To compete against traditional publishers, self-publishing platforms target specific niches and offer authors terms their old-line competitors can’t match. Pronoun, formed last year by a merger of three companies, is free for authors to use, distributes their e-books to Amazon and other online retailers, and doesn’t take a cut of their sales. (Traditional publishers typically keep 75 percent of an e-book’s net profit.) Pronoun only negotiates revenue-sharing agreements with authors who use its editorial and marketing support. “Where publishers make guesses, we run the numbers,” says Josh Brody, CEO of Pronoun, based in New York City. “We apply advanced data science and analytics to help authors price their book competitively, get it into retailer categories that provide the highest visibility, and tag their books so they show up in the most popular and relevant reader searches.” (Pronoun was acquired by Macmillan Publishers for an undisclosed sum after this article went to press.)
Leanpub gives technology writers the ability to publish in-progress works. That way, they get feedback from readers and earn royalties while they’re writing. The company, in Victoria, B.C., takes a 10 percent cut plus 50¢ on each sale through its online store. “If you’re writing about an area that changes quickly, your only hope of being relevant is to publish quickly,” says Leanpub co-founder and author Peter Armstrong.

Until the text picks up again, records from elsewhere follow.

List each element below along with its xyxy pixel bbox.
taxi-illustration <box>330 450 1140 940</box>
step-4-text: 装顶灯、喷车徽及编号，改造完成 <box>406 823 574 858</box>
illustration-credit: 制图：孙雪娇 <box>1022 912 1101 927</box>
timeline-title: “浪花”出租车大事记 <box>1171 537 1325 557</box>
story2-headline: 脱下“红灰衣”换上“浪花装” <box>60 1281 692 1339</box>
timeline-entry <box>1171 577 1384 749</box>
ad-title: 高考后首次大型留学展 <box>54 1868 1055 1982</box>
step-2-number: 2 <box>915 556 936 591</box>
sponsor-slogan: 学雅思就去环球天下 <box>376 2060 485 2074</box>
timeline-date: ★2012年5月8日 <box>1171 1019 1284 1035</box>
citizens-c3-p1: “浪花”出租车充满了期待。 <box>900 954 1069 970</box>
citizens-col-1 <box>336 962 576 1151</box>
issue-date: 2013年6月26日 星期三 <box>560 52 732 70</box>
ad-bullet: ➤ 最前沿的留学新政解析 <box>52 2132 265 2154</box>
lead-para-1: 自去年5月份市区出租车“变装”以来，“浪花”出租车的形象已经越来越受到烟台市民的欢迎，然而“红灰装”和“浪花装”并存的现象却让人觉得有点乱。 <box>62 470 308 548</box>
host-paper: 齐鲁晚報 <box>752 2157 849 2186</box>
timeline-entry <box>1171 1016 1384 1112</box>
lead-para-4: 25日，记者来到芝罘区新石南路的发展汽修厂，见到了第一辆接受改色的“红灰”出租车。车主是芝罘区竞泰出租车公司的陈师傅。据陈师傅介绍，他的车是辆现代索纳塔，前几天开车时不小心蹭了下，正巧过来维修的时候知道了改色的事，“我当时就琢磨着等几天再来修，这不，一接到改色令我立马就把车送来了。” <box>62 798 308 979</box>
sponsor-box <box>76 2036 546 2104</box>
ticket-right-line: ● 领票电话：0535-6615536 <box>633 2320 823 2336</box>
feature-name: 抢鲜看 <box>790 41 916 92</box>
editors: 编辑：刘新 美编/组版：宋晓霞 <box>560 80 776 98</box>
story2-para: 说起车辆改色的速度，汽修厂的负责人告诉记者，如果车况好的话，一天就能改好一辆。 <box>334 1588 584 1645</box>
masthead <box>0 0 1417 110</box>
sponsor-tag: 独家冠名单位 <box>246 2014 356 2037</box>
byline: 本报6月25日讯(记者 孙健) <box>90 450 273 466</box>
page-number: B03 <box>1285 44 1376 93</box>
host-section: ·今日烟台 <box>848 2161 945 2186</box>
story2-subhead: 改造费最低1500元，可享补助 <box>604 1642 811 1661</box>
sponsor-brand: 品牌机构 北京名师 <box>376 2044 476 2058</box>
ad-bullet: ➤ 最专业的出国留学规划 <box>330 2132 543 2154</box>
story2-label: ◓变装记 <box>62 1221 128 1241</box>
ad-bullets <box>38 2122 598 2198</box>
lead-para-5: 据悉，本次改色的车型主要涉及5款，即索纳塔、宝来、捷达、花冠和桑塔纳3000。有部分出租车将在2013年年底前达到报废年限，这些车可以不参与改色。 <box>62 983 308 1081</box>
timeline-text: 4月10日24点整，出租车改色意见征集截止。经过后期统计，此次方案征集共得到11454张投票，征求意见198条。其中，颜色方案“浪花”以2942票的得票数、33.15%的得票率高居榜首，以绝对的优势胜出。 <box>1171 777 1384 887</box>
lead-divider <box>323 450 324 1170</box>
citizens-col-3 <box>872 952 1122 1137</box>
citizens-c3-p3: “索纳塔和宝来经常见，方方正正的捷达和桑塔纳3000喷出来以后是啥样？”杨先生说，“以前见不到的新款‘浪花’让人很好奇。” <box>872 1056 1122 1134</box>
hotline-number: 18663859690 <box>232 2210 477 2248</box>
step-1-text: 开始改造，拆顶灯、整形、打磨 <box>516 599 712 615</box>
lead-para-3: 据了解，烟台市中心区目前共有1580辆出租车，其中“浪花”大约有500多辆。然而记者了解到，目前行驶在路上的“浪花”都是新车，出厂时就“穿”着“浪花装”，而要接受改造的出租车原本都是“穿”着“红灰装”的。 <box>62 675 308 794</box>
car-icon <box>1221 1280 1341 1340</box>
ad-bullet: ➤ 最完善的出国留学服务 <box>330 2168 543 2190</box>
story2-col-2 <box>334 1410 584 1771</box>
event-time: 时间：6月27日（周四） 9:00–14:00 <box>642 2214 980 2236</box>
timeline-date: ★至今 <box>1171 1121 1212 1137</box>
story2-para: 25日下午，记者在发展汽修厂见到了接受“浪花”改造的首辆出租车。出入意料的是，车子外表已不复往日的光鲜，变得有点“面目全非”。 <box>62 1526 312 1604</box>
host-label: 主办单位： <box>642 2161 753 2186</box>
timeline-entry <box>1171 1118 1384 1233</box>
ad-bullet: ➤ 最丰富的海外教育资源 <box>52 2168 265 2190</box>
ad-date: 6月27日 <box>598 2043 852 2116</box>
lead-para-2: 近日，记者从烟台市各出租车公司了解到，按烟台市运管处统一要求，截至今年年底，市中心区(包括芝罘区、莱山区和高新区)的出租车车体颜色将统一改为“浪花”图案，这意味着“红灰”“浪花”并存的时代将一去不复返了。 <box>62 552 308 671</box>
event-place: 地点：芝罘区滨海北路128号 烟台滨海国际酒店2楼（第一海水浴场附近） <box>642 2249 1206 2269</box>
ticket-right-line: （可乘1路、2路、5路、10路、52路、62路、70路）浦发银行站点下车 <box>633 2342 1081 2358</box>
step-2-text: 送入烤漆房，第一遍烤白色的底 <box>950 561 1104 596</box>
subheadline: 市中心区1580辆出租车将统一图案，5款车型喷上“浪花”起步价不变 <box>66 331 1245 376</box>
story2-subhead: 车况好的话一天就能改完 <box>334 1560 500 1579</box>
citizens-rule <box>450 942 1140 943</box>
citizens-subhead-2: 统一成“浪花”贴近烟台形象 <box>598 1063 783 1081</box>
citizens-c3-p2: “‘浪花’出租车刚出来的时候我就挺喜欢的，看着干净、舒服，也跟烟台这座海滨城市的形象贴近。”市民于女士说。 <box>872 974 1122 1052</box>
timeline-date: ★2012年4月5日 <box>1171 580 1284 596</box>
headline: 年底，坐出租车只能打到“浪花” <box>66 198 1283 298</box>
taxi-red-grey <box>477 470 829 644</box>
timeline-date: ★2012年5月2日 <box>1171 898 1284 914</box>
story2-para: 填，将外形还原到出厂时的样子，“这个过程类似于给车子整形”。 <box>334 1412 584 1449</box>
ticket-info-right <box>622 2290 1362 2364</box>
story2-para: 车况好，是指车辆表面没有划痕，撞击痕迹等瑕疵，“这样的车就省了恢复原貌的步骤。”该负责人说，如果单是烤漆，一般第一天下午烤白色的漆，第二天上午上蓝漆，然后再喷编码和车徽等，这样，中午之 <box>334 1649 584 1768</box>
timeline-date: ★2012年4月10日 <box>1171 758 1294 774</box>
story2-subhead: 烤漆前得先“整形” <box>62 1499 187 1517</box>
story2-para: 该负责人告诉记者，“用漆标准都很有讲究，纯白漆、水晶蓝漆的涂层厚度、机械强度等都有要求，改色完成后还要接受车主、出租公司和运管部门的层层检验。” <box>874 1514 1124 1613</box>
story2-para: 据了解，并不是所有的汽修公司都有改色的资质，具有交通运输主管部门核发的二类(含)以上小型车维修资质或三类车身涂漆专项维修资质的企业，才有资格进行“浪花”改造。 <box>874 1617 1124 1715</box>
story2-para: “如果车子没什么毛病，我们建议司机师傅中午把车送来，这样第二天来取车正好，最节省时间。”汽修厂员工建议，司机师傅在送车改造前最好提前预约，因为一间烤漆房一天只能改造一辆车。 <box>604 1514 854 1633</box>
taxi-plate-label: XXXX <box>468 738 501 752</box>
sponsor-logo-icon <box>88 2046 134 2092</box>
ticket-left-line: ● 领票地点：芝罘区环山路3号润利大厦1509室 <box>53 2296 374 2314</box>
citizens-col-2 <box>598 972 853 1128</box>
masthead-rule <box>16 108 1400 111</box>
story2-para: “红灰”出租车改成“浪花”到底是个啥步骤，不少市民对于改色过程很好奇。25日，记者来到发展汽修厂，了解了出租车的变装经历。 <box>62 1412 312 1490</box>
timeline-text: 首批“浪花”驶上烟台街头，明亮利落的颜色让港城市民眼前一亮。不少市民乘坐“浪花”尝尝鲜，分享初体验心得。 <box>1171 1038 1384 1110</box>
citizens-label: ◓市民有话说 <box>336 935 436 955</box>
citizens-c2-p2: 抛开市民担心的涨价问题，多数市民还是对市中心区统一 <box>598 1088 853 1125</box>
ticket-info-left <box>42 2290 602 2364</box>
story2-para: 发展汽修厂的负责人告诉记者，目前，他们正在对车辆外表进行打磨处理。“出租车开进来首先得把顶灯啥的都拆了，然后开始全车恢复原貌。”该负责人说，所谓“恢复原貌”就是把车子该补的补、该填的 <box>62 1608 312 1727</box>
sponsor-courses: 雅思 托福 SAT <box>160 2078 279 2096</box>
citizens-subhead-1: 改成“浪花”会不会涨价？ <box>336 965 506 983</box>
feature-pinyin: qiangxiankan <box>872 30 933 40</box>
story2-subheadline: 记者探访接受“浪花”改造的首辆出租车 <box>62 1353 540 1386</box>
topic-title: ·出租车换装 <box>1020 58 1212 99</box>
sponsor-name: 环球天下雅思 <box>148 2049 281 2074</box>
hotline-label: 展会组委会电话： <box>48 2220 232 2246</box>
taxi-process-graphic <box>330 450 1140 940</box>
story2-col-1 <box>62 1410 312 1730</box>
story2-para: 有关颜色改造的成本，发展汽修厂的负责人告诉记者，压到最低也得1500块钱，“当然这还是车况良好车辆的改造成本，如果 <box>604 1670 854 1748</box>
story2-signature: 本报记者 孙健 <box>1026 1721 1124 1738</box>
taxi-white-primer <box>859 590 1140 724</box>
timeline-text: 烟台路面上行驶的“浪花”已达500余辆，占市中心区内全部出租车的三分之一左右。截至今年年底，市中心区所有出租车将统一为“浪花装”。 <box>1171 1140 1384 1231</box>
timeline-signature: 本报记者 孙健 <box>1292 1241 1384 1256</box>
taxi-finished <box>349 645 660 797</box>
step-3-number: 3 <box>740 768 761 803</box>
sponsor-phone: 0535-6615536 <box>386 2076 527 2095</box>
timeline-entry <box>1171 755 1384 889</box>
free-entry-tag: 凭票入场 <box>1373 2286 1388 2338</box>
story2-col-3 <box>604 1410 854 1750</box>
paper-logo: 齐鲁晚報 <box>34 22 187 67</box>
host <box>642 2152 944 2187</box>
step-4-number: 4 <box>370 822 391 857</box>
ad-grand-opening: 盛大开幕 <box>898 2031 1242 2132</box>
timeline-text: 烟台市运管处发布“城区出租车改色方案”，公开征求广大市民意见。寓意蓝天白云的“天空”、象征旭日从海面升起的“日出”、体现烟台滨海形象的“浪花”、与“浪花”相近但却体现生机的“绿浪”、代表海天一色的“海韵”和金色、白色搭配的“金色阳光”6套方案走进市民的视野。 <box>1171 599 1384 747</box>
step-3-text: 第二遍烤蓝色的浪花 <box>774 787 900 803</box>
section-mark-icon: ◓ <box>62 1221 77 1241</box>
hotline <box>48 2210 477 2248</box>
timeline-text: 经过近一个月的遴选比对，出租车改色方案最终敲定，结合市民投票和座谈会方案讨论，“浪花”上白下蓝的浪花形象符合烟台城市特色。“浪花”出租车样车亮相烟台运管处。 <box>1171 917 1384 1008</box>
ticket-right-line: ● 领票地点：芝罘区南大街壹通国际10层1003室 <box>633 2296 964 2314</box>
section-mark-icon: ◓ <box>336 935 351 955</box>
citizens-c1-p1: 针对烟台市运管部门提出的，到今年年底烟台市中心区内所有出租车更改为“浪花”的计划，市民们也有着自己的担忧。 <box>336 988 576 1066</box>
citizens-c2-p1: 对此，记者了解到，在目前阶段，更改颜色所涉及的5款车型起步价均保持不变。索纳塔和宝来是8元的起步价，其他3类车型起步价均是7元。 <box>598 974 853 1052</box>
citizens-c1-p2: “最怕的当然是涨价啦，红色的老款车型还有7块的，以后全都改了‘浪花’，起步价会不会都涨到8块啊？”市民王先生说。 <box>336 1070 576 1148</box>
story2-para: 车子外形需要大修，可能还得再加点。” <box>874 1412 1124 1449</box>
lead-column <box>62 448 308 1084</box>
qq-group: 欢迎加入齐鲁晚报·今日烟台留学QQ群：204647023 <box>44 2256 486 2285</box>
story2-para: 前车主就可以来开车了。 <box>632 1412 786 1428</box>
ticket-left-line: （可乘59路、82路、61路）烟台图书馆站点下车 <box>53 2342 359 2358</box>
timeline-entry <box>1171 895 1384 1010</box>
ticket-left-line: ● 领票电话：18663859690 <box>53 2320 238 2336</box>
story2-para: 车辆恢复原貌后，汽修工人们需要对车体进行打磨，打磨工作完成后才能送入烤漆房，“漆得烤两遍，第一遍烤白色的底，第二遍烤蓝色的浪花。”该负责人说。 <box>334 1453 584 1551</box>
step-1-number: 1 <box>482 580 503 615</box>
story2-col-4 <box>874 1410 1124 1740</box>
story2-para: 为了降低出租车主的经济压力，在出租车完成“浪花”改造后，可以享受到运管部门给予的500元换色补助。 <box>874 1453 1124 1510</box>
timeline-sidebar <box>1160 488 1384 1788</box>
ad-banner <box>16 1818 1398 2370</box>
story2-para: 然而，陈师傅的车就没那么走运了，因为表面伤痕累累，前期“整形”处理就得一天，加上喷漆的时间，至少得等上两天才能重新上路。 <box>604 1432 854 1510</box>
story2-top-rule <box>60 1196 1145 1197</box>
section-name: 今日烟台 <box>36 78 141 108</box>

Meredith Wild, an author of erotic fiction based in Destin, Fla., snagged a $6.25 million advance from Grand Central Publishing’s Forever imprint last year for five novels—four of which she’d already self-published. Forever had sold about 500,000 copies of the books through January, compared with 1.5 million Wild sold before the deal through her own aggressive marketing. That differential is one reason she’s gone back to publishing her work—along with that of other writers in the genre—under the imprint Waterhouse Press, which she started in 2014. “It’s more of a personal investment of time and money to have my own team,” she says, “but at the end of the day, I like being able to call my own shots.”
Self-publishing isn’t for everyone. “It’s definitely like running your own business, and not everyone is up for that,” says the author, who uses the e-book creation software Vellum. “For those who are, it’s a great way to publish on your own terms.”
The bottom line: A number of self-publishing platforms are wooing established authors by rewriting the industry’s contract terms.